When a person or business is thinking about opening a shopping outlet, often their main consideration will be whether to open a traditional brick-and-mortar store or sell solely online and open an ecommerce store. There are significant benefits to trading online, and there has been a rise of online shopping outlets of late.
Why trade online?
Surveys have revealed that consumers are spending at least half of the money they spend online with companies that only have an online store with no corresponding physical store in a shopping mall or high street. This represents a rise of nearly 25% from 2010. Why is this? It seems that the answer lies in consumers overcoming the issues they previously had with buying from online stores. The primary issue was the inability to see and handle the item they were thinking of buying. Now, it is common practice for a consumer to visit a brick-and-mortar store to view an item, evaluate whether they want to buy it or not, and if so, return home or use their smartphone while physically in the store to buy the same item from an online retailer, often at a cheaper price.
Another benefit for an online retailer is the sheer amount of choice that they are able to offer consumers. Brick-and-mortar stores are often compelled to stock items that are guaranteed to sell, which may mean that they are generic products that will appeal to a mass audience.‘Online retailers are able to sell niche products, products that are either too specialized or too diversified – such as products that are as seen on TV in infomercials and adverts – to generate enough regular revenue to make it worthwhile for a physical store.’
The fact is that the smartphone in particular has made online shopping highly attractive, both for the consumer and the retailer. Mobile technology has made it easier than ever to shop, at any location, and at any time of day, which can lead to consumers making impulse purchases that they later regret. It is therefore imperative for stores to have a good customer service and returns system, and this is perhaps where online stores have the edge. As they do not have a physical store where goods can be returned, online retailers have to rely on other companies to make the returns process simple. For example, they may include in parcels a returns label that is ready for use by a courier company, which when booked online, picks up from the customer. This is preferable for the customer, who would otherwise have to make a journey to the local store to make the return. Then there are other options offered by online retailers, such as dropping off the item to be returned at a local shop or post office, or even depositing it in a locker system used by the retailer, ready for collection.
There are also fewer overheads for online retailers. Obviously, they do not have to take out a lease for premises, which can be a huge percentage of the company’s overheads. Online retailers may have a warehouse where their goods are stored and from where they are dispatched direct to buyers, or they may simply have a deal where the manufacturer ships the goods direct from their own warehouse.Branding, marketing, and sales processes can also be managed faster and more cheaply than physical stores. For example, if an online retailer wants to put a sale on, the company can simply reduce the prices of the items on the website, create sales announcement graphics, and post the sale on social media platforms, with time being the only real cost. A physical store would have to design, print, and put up physical signage, involving significant cost, time, and labor.
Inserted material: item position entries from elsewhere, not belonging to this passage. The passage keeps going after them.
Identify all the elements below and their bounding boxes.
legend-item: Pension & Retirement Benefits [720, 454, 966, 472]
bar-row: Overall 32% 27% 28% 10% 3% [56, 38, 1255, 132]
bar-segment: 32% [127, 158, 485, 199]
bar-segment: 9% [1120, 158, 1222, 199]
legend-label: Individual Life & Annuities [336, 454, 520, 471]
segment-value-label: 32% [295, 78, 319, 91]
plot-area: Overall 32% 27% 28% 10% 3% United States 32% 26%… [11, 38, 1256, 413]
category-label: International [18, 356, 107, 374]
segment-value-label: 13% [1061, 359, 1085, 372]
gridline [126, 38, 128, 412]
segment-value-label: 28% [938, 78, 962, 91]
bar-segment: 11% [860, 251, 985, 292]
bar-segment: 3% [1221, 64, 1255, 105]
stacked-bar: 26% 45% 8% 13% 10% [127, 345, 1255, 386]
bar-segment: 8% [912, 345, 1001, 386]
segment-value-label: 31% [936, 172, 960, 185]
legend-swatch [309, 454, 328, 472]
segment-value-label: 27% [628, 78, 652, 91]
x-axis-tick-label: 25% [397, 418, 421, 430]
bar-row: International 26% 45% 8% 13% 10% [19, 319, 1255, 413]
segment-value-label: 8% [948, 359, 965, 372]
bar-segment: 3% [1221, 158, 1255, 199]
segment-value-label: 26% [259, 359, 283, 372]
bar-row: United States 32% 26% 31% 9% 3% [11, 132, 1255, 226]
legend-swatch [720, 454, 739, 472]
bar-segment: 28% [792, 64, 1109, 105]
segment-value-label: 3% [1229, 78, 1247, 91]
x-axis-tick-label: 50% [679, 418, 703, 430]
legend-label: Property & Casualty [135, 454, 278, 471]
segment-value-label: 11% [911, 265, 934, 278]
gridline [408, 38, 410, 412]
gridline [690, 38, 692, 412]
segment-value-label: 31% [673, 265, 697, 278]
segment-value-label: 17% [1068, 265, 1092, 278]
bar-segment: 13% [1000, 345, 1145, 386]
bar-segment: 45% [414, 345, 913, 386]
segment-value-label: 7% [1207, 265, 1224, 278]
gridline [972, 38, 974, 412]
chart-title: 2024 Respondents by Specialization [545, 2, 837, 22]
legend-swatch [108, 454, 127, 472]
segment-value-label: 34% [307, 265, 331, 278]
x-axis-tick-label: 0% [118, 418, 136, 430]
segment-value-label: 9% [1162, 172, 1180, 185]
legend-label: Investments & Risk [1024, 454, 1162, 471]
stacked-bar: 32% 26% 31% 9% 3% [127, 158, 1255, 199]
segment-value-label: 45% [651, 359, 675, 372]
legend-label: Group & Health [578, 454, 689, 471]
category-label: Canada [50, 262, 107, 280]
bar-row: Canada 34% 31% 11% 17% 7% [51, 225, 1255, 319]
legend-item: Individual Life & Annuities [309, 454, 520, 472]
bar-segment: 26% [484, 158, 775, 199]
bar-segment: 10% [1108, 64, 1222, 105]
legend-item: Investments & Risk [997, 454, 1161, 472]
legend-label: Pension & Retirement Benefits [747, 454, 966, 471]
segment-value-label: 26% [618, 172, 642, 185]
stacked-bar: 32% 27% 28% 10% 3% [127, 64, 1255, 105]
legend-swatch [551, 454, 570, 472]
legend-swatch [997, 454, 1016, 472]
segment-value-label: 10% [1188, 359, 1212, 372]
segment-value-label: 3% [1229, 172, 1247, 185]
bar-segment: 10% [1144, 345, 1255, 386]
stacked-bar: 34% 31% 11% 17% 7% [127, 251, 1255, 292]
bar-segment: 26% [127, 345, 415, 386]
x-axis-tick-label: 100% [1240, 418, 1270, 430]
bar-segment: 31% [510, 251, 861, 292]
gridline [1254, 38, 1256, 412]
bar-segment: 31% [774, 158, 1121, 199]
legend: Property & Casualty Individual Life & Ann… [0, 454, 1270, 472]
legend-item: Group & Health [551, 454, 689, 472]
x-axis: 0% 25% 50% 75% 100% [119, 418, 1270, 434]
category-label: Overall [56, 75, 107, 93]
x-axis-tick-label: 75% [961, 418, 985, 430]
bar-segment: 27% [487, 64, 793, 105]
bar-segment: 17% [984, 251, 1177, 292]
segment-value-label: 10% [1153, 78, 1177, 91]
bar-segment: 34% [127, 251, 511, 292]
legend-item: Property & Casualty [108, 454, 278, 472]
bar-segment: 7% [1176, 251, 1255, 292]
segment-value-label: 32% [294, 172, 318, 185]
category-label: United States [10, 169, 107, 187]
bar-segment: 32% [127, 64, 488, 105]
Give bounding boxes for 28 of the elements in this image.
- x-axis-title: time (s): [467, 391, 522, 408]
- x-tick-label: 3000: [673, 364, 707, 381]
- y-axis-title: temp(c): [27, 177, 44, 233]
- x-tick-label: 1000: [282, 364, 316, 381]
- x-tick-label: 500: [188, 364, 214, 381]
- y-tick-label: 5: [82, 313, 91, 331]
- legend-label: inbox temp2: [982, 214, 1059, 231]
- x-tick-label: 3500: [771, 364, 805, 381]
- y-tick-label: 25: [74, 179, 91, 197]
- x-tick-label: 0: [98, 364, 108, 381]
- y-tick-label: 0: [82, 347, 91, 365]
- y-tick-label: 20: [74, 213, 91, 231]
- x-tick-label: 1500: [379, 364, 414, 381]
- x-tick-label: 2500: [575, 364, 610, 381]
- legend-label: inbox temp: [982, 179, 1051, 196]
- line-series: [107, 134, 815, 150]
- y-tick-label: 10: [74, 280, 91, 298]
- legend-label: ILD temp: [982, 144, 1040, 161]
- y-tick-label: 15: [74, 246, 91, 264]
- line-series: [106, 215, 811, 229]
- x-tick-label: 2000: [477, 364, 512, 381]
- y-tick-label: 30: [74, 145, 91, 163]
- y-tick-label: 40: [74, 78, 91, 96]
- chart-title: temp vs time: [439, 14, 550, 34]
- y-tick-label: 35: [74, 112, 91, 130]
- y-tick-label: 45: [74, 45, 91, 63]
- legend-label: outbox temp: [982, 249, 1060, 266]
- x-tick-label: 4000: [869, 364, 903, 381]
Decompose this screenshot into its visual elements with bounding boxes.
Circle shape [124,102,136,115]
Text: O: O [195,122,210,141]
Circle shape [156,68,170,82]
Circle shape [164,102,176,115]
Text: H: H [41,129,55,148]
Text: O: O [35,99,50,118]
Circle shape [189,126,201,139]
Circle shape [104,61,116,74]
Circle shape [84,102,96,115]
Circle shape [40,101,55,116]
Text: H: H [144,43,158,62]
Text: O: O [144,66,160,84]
All this being said, shopping experts do not believe that the rise in online shopping outlets will kill off physical stores. They believe that there is still a place for shopping malls and high streets, not least because the online experience cannot wholly compete with the physical experience, where a consumer can pick up, feel, see, taste, and touch an item and interact with the store’s representatives. The experience that a consumer has in-store can be valuable in cultivating loyalty, as many consumers like to “see” who they are buying from. Without proper engagement, an online retailer can be perceived as faceless by the consumer.
It is undeniable that setting up as an online retailer and forgoing a physical store does deliver significant benefits to the retailer and the consumer. Foremost among these areconvenience and cost – two benefits that greatly appeal to the consumer and are not to be taken lightly.